Recent advances in human genetic research have made it easier to identify mutations responsible for rare genetic disorders like BCK. The availability of families like those in Community Z are important for the characterization of these gene defects in order to predict and immediately treat future cases. The main purpose of this case is to stimulate discussion of researchers' moral and ethical responsibility to culturally distinct and/or indigenous populations who engage in population-specific genetic studies in return for improved health care.

The case presents several ethical dilemmas. Although clear-cut answers are not obvious, the research team must make a decision. They must consider all interested parties, including individual community members, the community as a whole, the research team, and, indirectly, the integrity of the research team's institution.

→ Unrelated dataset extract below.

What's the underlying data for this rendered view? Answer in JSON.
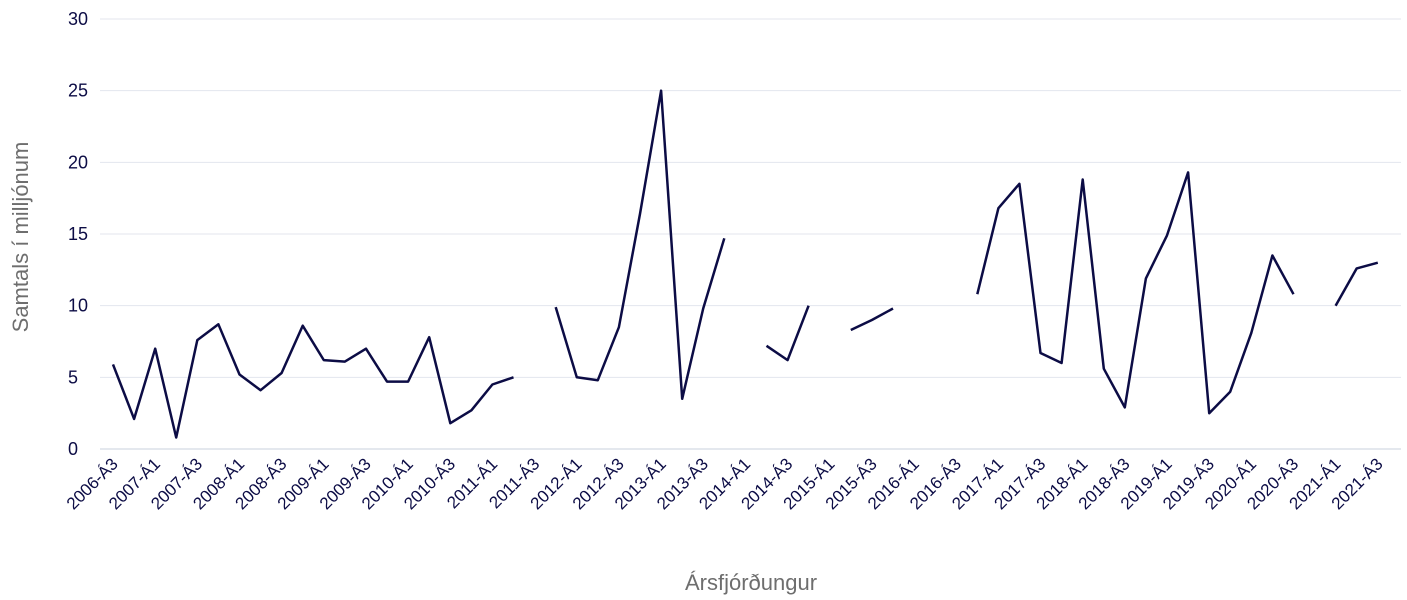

The first issue is whether to screen unmarried couples or individuals even though the elders do not recommend it. In some cultures, the concept of persons as individuals may differ from other societies' definition. Whether the choice of unmarried couples to go against their elders' wishes to be screened is wise, depends on that community member. Certainly, if the research team decides to test unmarried couples who desire screening, it may affect the researchers' relationship with the community elders. This decision could also impact these individuals' decisions to marry -- or never to marry for fear of having an affected infant. However, if the couples are not allowed to be screened until married and it is determined that they are both carriers, knowledge that they have been identified as carriers may have a negative effect on the marriage. In addition, each child they may conceive has a 1 in 4 chance of having BCK. In light of these facts, screening unmarried couples may be best. Because of the high incidence of BCK in this community, it is far better to screen the unmarried couples who desire carrier testing than to deny them.

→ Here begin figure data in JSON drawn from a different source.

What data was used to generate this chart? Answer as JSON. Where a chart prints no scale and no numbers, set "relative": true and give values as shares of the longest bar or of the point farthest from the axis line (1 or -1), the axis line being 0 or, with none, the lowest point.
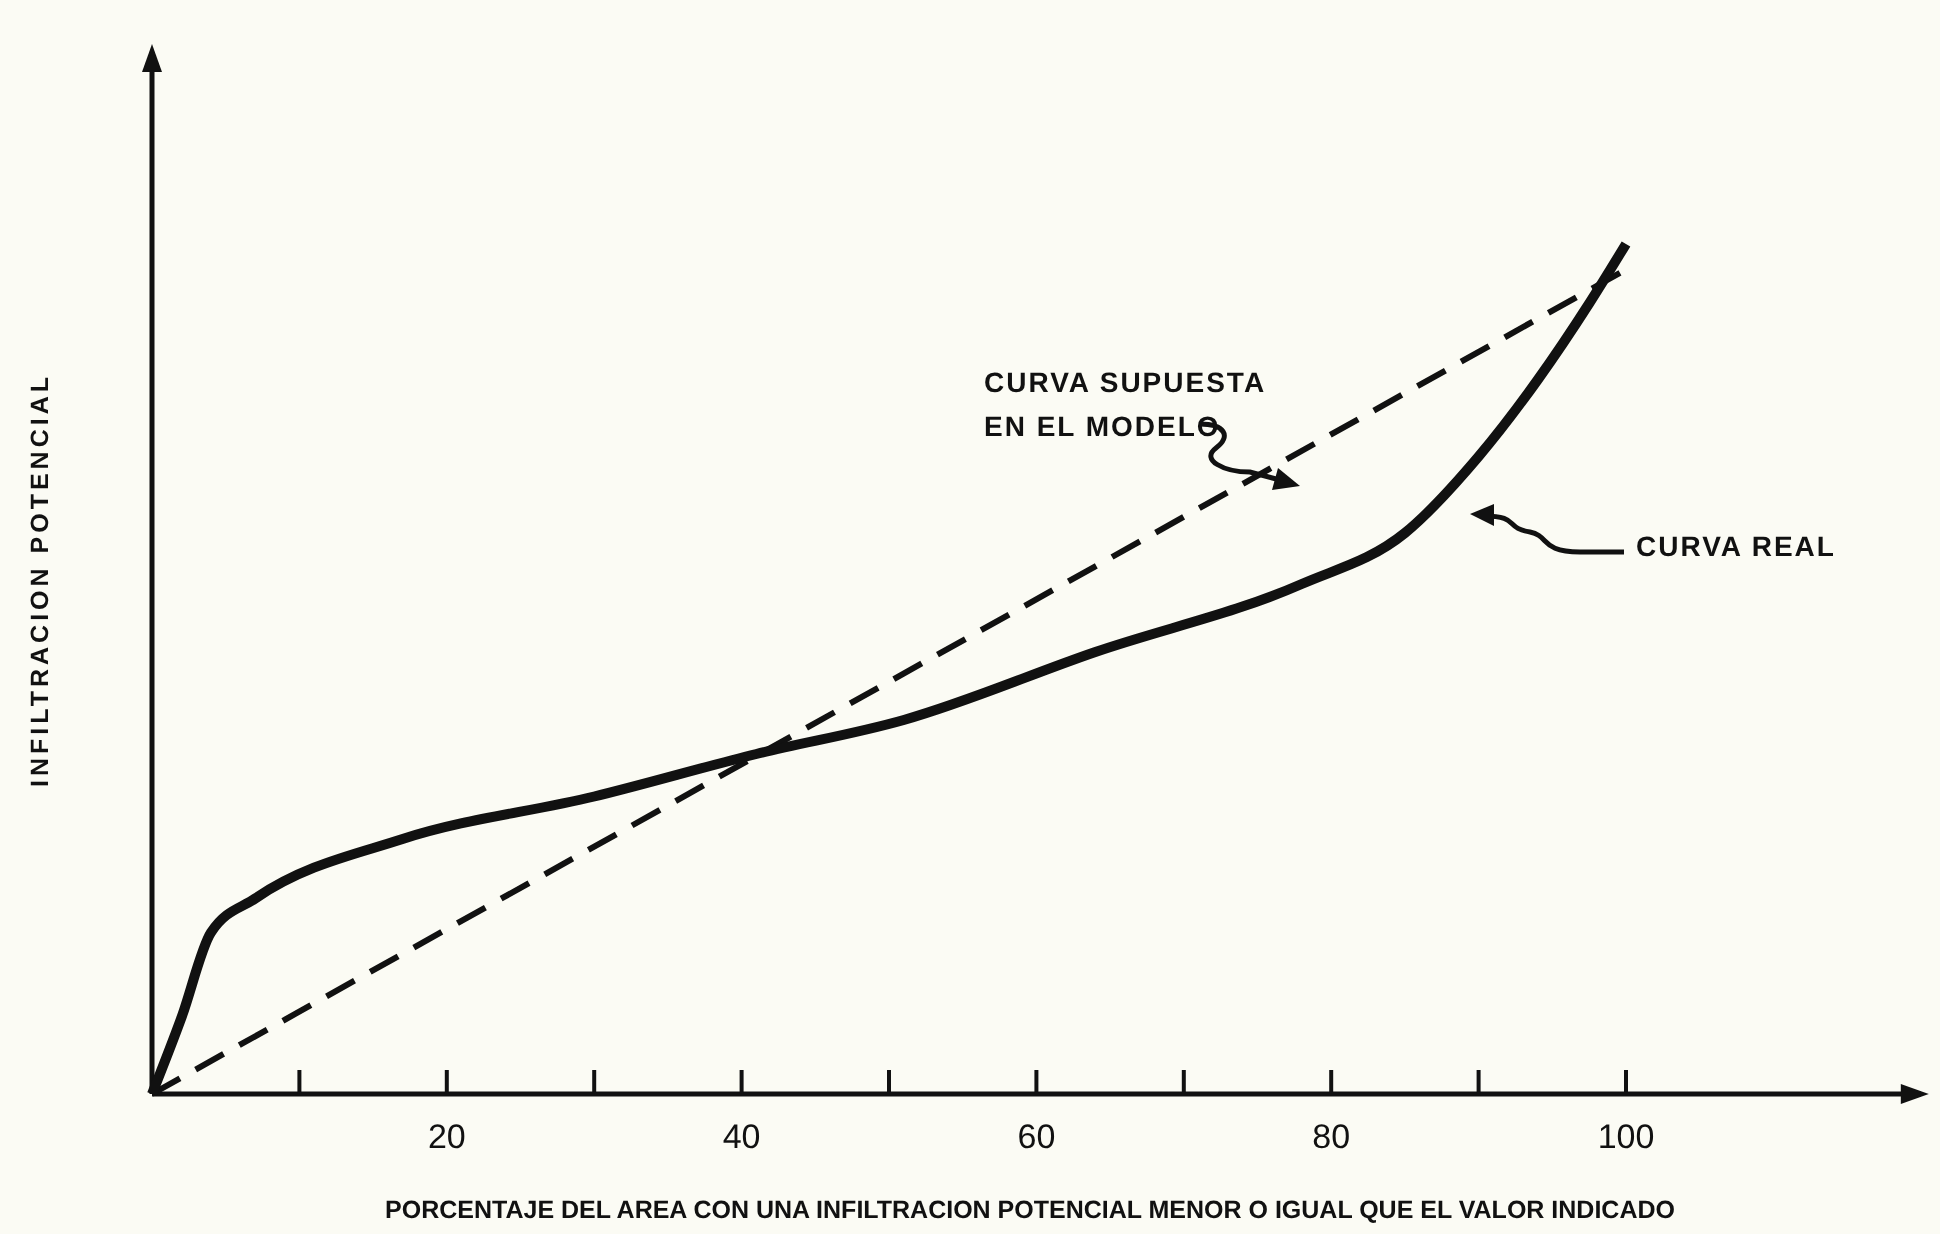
{
  "chart_data": {
    "type": "line",
    "relative": true,
    "xlabel": "PORCENTAJE DEL AREA CON UNA INFILTRACION POTENCIAL MENOR O IGUAL QUE EL VALOR INDICADO",
    "ylabel": "INFILTRACION POTENCIAL",
    "xlim": [
      0,
      120
    ],
    "xticks": [
      {
        "value": 10,
        "label": null
      },
      20,
      {
        "value": 30,
        "label": null
      },
      40,
      {
        "value": 50,
        "label": null
      },
      60,
      {
        "value": 70,
        "label": null
      },
      80,
      {
        "value": 90,
        "label": null
      },
      100
    ],
    "series": [
      {
        "name": "CURVA SUPUESTA EN EL MODELO",
        "color": "#111111",
        "line_style": "dashed",
        "x": [
          0,
          100
        ],
        "values": [
          0,
          0.97
        ]
      },
      {
        "name": "CURVA REAL",
        "color": "#111111",
        "line_style": "solid",
        "x": [
          0,
          2,
          4,
          7,
          17,
          30,
          41,
          51,
          64,
          78,
          85,
          90,
          94,
          97.5,
          100
        ],
        "values": [
          0,
          0.09,
          0.19,
          0.23,
          0.3,
          0.35,
          0.4,
          0.44,
          0.52,
          0.6,
          0.66,
          0.75,
          0.84,
          0.93,
          1
        ]
      }
    ]
  }
}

Another issue raised by this case is respect for the community as a whole by honoring the recommendation of the elders. In the interest of maintaining their relationship with the elders, the research team should provide further education about BCK to the elders and the community, with the hope that the elders will either 1) allow unmarried couples to be screened or 2) arrange for married couples to receive genetic counseling if tests show that both partners are gene carriers.


  • M. W. Foster, D. Bernsten, and T. H. Carter, "A Model Agreement for Genetic Research in Socially Identifiable Populations," American Journal of Human Genetics 63 (1998): 696-702.
  • L. O. Gostin, "Informed Consent, Cultural Sensitivity, and Respect for Persons," Journal of the American Medical Association 274 (10, 1995): 844-845.